As Justice Scalia wrote in a particularly blistering dissent in McCreary: "What distinguishes the rule of law from the dictatorship of a shifting Supreme Court majority is the absolutely indispensable requirement that judicial opinions be grounded in consistently applied principle." By refusing to offer such a principle here, the Supremes have guaranteed even more church-state appeals. We'd add that this is a subject where a plain-language reading of the First Amendment -- which prohibits Congress only from establishing a state religion or "prohibiting the free exercise thereof" -- would be immensely clarifying.
Which brings us to a possible Court vacancy, perhaps as early as today. President Bush has declared himself a "strict constructionist" on the Constitution and said he particularly admires Justices Scalia and Thomas. This past term has proven the need for a nominee in precisely that mold. The current Court's decisions too often come down to what either Justice Kennedy or O'Connor decide on that particular day, and they have an increasingly ad hoc, legislative character. Such lack of principle is not a virtue when it comes to courts.
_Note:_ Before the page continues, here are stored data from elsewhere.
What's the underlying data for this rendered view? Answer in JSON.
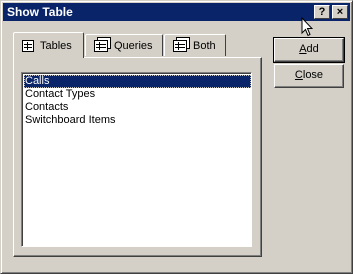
{
  "window": {
    "title": "Show Table"
  },
  "titlebar_buttons": {
    "help": "?",
    "close": "×"
  },
  "tabs": [
    {
      "label": "Tables",
      "icon": "table-icon"
    },
    {
      "label": "Queries",
      "icon": "query-icon"
    },
    {
      "label": "Both",
      "icon": "both-icon"
    }
  ],
  "list": {
    "items": [
      "Calls",
      "Contact Types",
      "Contacts",
      "Switchboard Items"
    ],
    "selected_index": 0
  },
  "buttons": {
    "add": {
      "first": "A",
      "rest": "dd"
    },
    "close": {
      "first": "C",
      "rest": "lose"
    }
  },
  "colors": {
    "titlebar": "#0a246a",
    "face": "#d4d0c8",
    "selection": "#0a246a"
  }
}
We hope Mr. Bush keeps... his... promise... to help craft a more intellectually coherent court.
(Excerpt) Read more at online.wsj.com ...
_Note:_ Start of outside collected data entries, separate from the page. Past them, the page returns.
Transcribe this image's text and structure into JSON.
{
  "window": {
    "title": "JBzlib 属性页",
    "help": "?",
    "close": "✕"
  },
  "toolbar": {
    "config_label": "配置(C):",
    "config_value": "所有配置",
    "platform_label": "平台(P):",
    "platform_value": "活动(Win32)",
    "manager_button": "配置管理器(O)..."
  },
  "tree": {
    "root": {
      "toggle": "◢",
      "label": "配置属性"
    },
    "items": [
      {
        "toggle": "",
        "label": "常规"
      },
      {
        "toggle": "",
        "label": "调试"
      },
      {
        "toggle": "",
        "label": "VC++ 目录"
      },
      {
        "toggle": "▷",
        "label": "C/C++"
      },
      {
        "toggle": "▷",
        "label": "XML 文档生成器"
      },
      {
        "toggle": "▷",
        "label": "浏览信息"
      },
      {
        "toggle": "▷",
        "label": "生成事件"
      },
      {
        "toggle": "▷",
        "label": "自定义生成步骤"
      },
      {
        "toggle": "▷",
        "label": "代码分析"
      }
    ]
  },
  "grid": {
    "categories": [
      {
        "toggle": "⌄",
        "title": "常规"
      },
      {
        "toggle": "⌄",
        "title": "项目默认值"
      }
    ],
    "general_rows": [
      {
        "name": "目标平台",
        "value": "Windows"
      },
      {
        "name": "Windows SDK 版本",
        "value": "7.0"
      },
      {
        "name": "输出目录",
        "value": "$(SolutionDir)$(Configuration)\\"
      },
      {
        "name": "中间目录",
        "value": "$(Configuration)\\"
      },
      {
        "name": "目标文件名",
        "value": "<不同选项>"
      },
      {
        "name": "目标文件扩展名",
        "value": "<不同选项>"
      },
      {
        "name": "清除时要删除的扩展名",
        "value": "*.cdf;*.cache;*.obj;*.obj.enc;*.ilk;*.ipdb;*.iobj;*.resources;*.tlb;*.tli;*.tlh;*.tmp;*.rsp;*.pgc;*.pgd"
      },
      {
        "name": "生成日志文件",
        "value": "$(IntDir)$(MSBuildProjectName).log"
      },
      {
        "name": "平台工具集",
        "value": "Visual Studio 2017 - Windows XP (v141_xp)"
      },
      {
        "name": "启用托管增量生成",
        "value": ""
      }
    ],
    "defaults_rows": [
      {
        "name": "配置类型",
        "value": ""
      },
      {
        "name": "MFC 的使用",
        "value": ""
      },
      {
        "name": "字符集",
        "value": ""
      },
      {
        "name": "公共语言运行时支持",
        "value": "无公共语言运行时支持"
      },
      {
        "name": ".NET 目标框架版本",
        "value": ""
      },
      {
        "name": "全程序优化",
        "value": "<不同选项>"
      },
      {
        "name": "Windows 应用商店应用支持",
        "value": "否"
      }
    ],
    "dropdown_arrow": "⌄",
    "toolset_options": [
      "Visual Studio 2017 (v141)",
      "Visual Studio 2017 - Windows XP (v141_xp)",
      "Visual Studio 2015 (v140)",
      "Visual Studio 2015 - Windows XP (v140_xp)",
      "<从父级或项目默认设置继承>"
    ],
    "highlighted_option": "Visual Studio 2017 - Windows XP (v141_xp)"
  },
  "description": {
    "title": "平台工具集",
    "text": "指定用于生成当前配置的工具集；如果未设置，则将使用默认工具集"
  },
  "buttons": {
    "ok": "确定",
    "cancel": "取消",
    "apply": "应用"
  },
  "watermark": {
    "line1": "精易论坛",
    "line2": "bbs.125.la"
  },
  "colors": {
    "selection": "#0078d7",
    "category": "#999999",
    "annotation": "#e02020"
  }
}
At the end, Rehnquist will retire only in October.
Good news on copyrights? I could not get to the source to read the orig article. I assume this is what the original headline said?
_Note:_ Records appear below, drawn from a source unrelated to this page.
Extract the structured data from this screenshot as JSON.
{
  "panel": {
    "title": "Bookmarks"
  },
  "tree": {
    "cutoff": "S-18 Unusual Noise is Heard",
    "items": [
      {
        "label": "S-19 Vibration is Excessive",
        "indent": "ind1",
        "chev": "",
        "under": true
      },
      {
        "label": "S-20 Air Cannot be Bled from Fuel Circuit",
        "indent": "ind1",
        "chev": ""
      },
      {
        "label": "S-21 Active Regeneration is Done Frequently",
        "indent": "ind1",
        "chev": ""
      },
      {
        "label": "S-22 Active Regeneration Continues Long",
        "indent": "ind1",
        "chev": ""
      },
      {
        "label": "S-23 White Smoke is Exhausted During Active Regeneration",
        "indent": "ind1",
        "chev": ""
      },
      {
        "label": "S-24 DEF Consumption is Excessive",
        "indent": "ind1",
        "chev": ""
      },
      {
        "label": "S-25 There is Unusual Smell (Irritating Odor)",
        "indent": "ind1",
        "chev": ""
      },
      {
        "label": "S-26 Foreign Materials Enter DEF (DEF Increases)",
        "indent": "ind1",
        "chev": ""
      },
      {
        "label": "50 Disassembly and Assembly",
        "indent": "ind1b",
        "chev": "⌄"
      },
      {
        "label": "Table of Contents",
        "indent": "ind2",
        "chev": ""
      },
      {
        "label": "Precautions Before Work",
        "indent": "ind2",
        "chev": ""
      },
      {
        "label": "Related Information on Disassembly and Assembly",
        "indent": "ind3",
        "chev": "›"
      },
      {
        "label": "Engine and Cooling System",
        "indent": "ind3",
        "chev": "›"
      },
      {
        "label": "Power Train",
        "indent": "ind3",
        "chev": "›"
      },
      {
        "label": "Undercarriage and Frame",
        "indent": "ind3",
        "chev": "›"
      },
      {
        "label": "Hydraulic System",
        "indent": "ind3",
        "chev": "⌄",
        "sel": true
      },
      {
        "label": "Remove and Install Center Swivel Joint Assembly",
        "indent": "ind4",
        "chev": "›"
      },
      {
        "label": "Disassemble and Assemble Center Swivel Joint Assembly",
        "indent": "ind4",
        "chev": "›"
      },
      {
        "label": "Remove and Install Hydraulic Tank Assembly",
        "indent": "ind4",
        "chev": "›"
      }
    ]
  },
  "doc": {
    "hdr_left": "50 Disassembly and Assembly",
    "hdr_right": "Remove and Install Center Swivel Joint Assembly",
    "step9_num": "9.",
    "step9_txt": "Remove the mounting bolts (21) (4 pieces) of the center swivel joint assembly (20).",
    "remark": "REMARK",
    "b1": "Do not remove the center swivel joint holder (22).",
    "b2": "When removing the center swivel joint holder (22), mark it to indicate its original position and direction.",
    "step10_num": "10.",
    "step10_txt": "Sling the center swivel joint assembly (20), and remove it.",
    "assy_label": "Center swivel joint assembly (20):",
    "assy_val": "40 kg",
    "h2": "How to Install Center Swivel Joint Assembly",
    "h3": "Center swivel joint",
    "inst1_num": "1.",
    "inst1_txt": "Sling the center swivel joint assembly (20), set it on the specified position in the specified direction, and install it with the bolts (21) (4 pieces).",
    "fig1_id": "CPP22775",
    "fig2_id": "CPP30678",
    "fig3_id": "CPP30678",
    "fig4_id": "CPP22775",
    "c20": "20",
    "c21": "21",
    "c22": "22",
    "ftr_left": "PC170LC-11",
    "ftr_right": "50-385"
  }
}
Exactly! Souter justified the 5-4 decision on the grounds that the first amendment requires the federal government to be neutral between religions and between religion and non-religion. Of course, that's not what the Constitution says at all:
Congress shall make no law respecting an establishment of religion, or prohibiting the free exercise thereof...
It's about Congress (not the state of Kentucky), and it's about making laws, not about court house decor. Rather than actually reading the constitution, Souter based his argument on a 1968 decision written by that illustrious founder, Abe Fortas. When you've got to refer to Abe Fortas to get the decision you want, rather than referring to the Constitution itself, well, that pretty well gives away the game. You're making it up as you go along, grasping at straws rather than standing on the Constitution.